Qu'y a-t-il de catholique dans les abus sexuels du clergé?

Publié le lundi 28 novembre 2016

Le jeudi 30 septembre 2016, j’ai assisté au séminaire «What is Catholic about the Clergy Sexual Abuse Crisis ?» donné par Robert Orsi à l’Université d’Ottawa. Bien que le sujet ai été profondément recherché dans la dernière décennie, ce que j’ai trouvé le plus particulièrement fascinant de la présentation de Mr. Orsi a été la nouvelle manière avec laquelle il présente le matériel du point de vue des survivants. De cette façon, il agit comme une voix pour eux, une voix qu’ils n’auraient pas la chance d’avoir autrement. Souvent, quand on entend parler des abus sexuels à l’église catholique, on entend presque  exclusivement parler des accusés eux-mêmes ou des scandales que l’église a tenté de camoufler. Il est très rare d’entendre parler des survivants, de leurs chemins vers la guérison, ou comment les terribles événements qu’ils ont dû vivre affectent leur nouvelle relation avec le catholicisme.

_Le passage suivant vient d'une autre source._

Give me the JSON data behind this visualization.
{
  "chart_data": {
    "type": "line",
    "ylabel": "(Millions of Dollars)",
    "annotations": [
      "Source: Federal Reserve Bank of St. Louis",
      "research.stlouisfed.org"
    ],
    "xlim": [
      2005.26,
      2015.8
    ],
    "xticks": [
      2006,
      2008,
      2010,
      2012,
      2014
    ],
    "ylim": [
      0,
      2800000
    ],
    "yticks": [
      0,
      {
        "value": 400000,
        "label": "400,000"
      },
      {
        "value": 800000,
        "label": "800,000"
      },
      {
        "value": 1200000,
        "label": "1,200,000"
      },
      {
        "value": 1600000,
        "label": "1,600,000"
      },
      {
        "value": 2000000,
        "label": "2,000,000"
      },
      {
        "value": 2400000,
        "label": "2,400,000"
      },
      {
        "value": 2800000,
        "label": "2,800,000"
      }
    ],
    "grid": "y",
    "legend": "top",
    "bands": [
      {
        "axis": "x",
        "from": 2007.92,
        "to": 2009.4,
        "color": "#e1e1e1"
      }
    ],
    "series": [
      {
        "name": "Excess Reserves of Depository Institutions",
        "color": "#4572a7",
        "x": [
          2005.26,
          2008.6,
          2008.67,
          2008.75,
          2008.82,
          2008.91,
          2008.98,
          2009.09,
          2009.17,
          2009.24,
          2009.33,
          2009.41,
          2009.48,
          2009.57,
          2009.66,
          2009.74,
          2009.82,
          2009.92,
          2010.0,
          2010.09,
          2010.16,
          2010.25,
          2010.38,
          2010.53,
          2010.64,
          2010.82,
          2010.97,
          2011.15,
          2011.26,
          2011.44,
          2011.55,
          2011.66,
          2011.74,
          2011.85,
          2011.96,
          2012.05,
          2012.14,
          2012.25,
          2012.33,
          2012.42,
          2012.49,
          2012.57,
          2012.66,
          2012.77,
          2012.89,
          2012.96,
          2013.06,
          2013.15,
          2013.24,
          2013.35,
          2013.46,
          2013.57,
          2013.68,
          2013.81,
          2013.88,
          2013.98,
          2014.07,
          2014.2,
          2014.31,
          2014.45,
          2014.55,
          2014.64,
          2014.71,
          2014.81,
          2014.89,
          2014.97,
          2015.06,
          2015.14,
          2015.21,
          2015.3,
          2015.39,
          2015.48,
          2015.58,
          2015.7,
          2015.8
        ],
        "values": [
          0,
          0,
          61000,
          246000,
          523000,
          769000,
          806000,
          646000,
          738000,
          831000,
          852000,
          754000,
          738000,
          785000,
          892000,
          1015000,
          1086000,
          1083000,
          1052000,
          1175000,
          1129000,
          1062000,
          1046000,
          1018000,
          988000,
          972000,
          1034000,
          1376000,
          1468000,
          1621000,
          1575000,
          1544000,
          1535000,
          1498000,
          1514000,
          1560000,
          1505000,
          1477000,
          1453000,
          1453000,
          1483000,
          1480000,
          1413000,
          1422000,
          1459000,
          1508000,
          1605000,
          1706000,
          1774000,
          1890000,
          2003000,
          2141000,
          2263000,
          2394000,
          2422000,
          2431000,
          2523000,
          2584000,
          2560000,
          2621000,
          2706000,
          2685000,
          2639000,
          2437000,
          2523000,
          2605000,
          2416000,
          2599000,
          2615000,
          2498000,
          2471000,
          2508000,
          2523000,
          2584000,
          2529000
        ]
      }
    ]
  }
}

Pendant la présentation de son séminaire, Mr. Orsi nous a relaté l’histoire d’une femme victime d’abus sexuel de la part d’un prêtre. Cette femme a partagé son récit lors de leur rencontre dans un groupe de survivants à Chicago. Elle lui a décrit sa nouvelle relation avec l’église catholique en faisant un lien avec une scène du film «Le Magicien d’Oz», produit par Mervyn LeRoy en 1939. Vers la fin du film, Dorothée, le personnage principal, et ses amis Toto, l’épouvantail, le lion peureux etl’homme de fer parviennent enfin à rencontrer le Magicien d’Oz. Le magicien est, à première vue, un personnage impressionnant, magique, puissant et presque mystique pour les visiteurs. Tout cela change quand Toto, le chien de Dorothée, tire un rideau au fond de la pièce et révèle aux personnages que le magicien n’est rien d’autre qu’un homme qui opère une machine. Il n’est rien de plus que quelques effets spéciaux, un bon éclairage et une machine à vapeur. J’ai trouvé cette analogie particulièrement poignante parce qu’elle nous donne une perspective interne de ce qui se passe dans la tête d’une survivante en nous permettant de voir comment ces expériences traumatiques affectent profondément une personne de plusieurs façon, notamment spirituellement. Cette église qui était autrefois un impressionnant établissement de vérité, droiture et spiritualité, n’est maintenant rien de plus qu’un bâtiment dirigé par des hommes ordinaires qui commettent des péchés comme tout le monde.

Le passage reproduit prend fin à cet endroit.